International career
- 2010–2012: Lithuania / 7 / (3)

= Artūras Rimkevičius =

Lithuanian footballer (1983–2019)

Artūras Rimkevičius (14 April 1983 – 23 September 2019) was a Lithuanian footballer who played as a striker.

==Career==
===Club===
Artūras played for FK Tauras Tauragė, FBK Kaunas, FK Liepājas Metalurgs, FK Silute, FK Šiauliai, FK Bekentas, Atlantis FC. and Asteras Tripolis

Artūras is the current holder of the Lithuanian football record of most goals scored in a single season, 35.

Artūras was expected to complete a move to Scottish team Heart of Midlothian in January 2013. However the deal did not go through. He played for 2012 Singapore League Runners-up and League Cup champions, Brunei DPMM FC.

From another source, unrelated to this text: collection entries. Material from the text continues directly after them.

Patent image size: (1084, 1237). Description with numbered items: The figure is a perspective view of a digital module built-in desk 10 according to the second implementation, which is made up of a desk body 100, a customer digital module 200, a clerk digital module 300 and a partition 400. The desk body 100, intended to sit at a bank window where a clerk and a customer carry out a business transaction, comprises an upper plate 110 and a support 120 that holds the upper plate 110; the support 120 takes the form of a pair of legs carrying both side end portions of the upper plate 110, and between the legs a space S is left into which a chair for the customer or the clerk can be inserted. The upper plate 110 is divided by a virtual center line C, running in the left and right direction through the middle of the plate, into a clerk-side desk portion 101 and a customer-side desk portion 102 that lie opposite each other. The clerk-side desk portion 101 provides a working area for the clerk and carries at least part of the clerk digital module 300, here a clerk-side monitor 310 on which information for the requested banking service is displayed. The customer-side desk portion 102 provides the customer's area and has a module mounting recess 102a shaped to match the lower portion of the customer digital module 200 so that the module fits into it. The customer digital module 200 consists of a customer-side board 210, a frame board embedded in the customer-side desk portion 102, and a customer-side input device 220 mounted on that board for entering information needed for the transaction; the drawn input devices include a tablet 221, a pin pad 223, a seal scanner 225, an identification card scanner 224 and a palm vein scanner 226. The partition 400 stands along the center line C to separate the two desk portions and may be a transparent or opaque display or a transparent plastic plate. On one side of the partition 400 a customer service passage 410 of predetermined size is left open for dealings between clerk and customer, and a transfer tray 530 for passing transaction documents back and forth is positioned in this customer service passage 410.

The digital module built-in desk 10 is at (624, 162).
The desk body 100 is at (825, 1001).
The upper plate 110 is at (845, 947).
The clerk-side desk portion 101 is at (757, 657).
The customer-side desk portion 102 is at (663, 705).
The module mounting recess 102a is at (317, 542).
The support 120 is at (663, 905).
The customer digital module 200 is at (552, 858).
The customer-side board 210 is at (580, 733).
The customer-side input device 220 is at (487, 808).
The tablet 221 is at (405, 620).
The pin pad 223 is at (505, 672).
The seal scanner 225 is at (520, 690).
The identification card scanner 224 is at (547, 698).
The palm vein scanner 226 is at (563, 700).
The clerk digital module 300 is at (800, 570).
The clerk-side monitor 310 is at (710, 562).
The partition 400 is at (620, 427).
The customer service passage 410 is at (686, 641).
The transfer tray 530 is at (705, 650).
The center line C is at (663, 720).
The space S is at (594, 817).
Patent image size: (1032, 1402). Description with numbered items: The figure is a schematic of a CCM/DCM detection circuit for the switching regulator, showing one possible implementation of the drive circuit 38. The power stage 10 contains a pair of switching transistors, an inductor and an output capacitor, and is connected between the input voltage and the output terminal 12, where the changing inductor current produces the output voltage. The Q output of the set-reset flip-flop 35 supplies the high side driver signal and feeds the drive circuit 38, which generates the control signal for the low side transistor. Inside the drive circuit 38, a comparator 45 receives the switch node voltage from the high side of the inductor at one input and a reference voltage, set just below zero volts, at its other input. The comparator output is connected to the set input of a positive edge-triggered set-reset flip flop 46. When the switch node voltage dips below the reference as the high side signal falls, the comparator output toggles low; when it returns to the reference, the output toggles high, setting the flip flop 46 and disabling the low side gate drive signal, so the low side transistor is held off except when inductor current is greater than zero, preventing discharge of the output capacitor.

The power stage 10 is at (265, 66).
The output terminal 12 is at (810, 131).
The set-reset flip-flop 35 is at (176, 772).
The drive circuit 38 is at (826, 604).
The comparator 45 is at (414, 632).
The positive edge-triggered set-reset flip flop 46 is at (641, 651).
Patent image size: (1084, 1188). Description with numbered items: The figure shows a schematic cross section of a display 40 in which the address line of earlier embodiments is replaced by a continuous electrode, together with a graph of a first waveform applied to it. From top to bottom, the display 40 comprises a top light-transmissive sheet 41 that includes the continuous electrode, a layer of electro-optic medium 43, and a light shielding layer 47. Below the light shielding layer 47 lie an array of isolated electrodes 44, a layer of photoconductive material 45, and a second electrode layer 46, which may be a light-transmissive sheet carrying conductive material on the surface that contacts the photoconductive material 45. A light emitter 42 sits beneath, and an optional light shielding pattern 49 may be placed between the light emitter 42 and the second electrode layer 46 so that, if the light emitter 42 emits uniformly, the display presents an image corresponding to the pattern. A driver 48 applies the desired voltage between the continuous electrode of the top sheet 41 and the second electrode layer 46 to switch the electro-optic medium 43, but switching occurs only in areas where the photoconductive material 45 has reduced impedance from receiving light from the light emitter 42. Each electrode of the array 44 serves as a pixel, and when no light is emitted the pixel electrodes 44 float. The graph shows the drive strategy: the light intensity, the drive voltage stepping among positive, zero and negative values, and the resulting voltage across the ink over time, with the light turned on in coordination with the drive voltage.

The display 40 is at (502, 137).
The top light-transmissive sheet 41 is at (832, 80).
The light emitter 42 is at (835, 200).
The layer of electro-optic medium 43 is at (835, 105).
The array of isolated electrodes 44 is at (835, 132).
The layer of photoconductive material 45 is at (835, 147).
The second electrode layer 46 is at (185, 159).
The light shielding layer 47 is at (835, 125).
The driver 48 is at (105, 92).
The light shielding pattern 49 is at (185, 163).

In May 2014, he returned to Kaunas and signed with FC Stumbras.

===National===
Artūras made his international debut against Latvia in June 2010, scoring three times for his country in seven caps, once against Estonia and twice against Armenia.

==International goals==

| No. | Date | Venue | Opponent | Score | Result | Competition |
|---|---|---|---|---|---|---|
| 1. | 20 June 2010 | Darius and Girėnas Stadium, Kaunas, Lithuania | Estonia | 2–0 | 2–0 | 2010 Baltic Cup |

==Death and tributes==
On 23 September 2019, Rimkevičius died from suicide by gunshot aged 36.

Since 2019 A Lyga season, the A Lyga Top Scorer award has been posthumously renamed as Artūras Rimkevičius Trophy.